We used multigene sequence data to delimit species with Bayesian software BPP v2.133. We generated a guide species tree using *BEAST63 using best-fit nucleotide substitution models (28S rDNA, COII, mt + nDNA, nDNA, and mtDNA, GTR + I + G; COI, GTR + G; EF-1α, TN93 + I + G; Wgl, TN93 + G) and strict clocks for all five loci. Analyses were run for 5 million generations (sampled every 50,000 generations, with parameters estimated over the final 1,000 generations) following a Yule process and a constant population size model.

This guide species tree was then entered into BPP v2.133, with equal prior probabilities given to each alternative rooted species tree compatible with it. We assigned the prior τ0 G (2, 20000), with mean 0.0001, and θ G (2, 2000), with mean 0.001. For this step, we used two methods, these being with and without rjMCMC (Reversible-Jump Markov Chain Monte Carlo), and for each method we used two datasets for species delimitation - (i) full (all 5 loci) and (ii) nDNA only (3 loci). For the former method, that using rjMCMC, the two alternative rjMCMC algorithms and different fine-tune parameters gave the same results; final analyses were conducted using algorithm 0 with fine-tuning parameter e = 20; the posterior probability P is the probability of forming two distinct species. The second method, referred to as the “τ threshold” method for species delimitation, does not require the use of rjMCMC. This approach involves integrating over only the most complex model (the fully resolved guide tree) using constant dimensional MCMC, and using the posterior distribution of species divergence times to identify the species delimitations. The posterior probability P, that the divergence time between a pair of putative species is below a threshold value (determined by the species definition), is interpreted as the probability that the two groups form a single species, whereas 1 − P is the probability that they form two distinct species. Each method was run twice to confirm consistency. All analyses were run for 100,000 generations (sampling interval = 5) with a burn-in of 20,000 generations. Trees generated prior to stationarity were discarded as burn-in64, and results were summarized with a majority-rule consensus tree from the remaining trees from the four independent runs.
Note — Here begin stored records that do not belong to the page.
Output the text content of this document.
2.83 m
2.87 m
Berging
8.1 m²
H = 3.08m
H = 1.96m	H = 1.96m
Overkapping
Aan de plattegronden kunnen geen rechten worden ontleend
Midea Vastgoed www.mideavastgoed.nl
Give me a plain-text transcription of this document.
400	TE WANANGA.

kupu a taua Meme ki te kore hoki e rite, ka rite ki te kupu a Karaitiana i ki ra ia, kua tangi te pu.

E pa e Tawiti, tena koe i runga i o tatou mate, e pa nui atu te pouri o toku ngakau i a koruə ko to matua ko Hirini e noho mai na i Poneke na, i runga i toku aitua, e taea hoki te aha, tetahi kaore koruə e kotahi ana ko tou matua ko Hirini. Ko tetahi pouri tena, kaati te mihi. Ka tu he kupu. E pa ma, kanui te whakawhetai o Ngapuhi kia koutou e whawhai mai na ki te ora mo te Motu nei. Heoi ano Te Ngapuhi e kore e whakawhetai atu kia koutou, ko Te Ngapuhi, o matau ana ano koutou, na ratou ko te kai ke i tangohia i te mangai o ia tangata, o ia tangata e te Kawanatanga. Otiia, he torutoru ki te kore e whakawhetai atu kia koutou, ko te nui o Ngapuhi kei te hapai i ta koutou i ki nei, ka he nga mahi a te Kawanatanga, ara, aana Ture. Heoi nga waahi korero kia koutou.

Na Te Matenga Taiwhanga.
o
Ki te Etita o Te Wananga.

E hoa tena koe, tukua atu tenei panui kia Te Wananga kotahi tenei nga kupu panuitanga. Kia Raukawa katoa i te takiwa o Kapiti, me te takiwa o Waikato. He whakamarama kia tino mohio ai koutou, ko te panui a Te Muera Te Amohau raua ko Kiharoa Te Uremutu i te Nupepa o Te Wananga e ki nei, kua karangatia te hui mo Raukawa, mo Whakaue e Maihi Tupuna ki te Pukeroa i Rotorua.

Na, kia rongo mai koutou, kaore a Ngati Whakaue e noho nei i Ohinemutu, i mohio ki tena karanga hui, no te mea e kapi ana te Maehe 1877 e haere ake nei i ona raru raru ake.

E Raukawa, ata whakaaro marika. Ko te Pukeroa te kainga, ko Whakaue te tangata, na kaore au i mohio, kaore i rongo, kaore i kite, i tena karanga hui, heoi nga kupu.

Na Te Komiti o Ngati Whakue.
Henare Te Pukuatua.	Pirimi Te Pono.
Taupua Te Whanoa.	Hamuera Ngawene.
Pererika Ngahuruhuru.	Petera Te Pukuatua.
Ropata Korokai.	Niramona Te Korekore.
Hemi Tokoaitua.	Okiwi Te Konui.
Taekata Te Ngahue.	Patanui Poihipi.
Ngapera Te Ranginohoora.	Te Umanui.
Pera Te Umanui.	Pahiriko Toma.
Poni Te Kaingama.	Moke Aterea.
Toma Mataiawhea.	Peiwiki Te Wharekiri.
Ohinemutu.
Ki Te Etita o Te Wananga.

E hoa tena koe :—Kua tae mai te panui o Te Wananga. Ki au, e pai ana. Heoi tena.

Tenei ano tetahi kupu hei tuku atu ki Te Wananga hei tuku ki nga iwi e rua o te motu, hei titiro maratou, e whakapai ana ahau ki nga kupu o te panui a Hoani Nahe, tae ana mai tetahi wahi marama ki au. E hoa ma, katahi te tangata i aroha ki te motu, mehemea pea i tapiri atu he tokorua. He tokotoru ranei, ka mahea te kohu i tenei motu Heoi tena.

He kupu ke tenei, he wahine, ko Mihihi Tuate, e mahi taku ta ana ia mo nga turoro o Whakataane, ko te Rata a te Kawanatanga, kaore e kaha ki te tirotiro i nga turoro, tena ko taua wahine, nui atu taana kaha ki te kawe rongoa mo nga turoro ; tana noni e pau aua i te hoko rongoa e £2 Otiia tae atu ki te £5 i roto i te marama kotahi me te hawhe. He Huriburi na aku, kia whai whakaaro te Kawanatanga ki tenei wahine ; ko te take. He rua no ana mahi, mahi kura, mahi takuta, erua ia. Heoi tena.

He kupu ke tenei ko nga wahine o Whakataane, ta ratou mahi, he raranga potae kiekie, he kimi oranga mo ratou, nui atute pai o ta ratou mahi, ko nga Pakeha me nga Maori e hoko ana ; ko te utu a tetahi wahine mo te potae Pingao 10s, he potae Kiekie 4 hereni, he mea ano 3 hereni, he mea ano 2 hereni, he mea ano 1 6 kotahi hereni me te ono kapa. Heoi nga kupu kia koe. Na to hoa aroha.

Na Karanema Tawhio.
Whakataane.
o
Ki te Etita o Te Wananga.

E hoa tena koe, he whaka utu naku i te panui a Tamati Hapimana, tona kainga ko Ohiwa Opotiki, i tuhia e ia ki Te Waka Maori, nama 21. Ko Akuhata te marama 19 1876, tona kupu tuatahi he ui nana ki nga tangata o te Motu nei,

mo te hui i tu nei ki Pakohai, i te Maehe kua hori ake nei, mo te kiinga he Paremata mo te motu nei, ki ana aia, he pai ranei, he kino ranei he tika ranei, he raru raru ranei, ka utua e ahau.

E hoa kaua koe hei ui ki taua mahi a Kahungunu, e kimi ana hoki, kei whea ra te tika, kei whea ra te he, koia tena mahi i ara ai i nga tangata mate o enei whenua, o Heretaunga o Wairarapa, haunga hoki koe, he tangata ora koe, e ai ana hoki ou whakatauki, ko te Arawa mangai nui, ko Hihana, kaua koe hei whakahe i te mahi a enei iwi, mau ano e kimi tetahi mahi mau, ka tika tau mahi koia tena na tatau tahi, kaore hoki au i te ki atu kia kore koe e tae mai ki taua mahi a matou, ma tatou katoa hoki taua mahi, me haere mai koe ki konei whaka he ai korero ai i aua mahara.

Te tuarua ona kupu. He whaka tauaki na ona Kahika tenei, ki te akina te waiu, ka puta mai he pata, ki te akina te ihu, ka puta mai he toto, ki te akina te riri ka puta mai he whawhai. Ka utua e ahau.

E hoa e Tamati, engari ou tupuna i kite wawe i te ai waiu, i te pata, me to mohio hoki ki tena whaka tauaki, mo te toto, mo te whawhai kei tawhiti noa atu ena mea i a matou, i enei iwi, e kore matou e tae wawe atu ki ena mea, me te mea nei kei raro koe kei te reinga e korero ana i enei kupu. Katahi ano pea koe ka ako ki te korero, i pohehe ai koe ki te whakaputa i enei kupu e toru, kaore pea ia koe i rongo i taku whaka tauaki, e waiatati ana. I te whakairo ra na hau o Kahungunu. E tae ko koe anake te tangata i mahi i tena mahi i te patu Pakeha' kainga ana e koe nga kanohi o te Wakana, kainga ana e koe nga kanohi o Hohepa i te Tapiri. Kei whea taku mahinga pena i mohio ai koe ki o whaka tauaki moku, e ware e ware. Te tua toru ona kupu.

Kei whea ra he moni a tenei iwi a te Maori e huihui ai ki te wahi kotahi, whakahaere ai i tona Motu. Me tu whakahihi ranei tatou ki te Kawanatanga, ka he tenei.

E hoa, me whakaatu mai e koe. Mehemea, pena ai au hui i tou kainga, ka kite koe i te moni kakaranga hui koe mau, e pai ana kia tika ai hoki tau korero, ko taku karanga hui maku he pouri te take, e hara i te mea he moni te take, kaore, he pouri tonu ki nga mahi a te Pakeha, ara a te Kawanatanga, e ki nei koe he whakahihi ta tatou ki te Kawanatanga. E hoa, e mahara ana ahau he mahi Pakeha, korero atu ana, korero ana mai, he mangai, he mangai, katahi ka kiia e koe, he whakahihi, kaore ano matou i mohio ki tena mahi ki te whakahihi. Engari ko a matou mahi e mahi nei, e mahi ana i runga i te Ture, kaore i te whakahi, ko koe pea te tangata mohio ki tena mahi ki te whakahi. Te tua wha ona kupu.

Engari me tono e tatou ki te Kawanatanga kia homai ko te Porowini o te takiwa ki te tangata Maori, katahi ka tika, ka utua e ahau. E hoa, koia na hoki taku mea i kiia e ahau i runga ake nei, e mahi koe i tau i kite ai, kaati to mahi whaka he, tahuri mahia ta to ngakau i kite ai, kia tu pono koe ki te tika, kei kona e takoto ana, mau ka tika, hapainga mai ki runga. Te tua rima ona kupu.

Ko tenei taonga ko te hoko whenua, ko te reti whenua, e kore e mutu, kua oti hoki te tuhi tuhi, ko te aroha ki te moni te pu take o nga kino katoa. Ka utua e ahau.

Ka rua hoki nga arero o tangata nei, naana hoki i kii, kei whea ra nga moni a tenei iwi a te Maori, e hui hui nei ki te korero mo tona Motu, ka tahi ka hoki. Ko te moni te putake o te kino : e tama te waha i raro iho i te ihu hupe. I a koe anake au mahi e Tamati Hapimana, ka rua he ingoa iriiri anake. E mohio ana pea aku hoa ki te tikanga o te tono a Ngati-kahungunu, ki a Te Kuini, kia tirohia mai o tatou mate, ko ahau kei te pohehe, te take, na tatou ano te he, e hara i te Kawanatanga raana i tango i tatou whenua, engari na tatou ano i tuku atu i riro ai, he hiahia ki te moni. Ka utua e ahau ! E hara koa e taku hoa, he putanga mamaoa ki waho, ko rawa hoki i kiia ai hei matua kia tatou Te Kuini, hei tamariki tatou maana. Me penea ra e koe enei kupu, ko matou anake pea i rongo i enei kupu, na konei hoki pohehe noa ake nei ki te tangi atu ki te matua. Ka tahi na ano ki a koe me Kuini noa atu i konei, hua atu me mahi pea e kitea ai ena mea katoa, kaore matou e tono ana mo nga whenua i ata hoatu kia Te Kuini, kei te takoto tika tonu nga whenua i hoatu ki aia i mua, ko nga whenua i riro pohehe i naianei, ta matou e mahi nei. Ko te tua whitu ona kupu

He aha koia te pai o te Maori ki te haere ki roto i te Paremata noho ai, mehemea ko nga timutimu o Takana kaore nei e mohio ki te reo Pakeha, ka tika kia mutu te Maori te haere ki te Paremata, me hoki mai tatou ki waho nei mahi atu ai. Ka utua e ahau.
Bayesian posterior probabilities (PP) were assessed at all nodes and clades with PP ≥0.95 were considered strongly supported65.

Morphometric delimitation of Hypena

For each Hypena specimen, right or left forewings and hindwings were dissected and mounted using standard techniques66,67. Slides were photographed and images imported into tps-UTILS 1.4368 to create tps files. 24 forewing and 17 hindwing homologous landmarks were positioned on wing venation nodes. Cartesian coordinates of landmarks were digitized with tps-DIG 1.4369. The effect of measurement error was assessed for 55 forewings that had been digitized twice through a Procrustes ANOVA of shape70. The measurement error was 0.0181% of the total variation for shape variables, and 0.0007% for centroid size. tps-Small71 was used to test whether observed variation in shape was sufficiently small that the distribution of points in tangent space gave a good approximation of their distribution in shape space. MorphoJ72 was used for principal component analyses (PCA).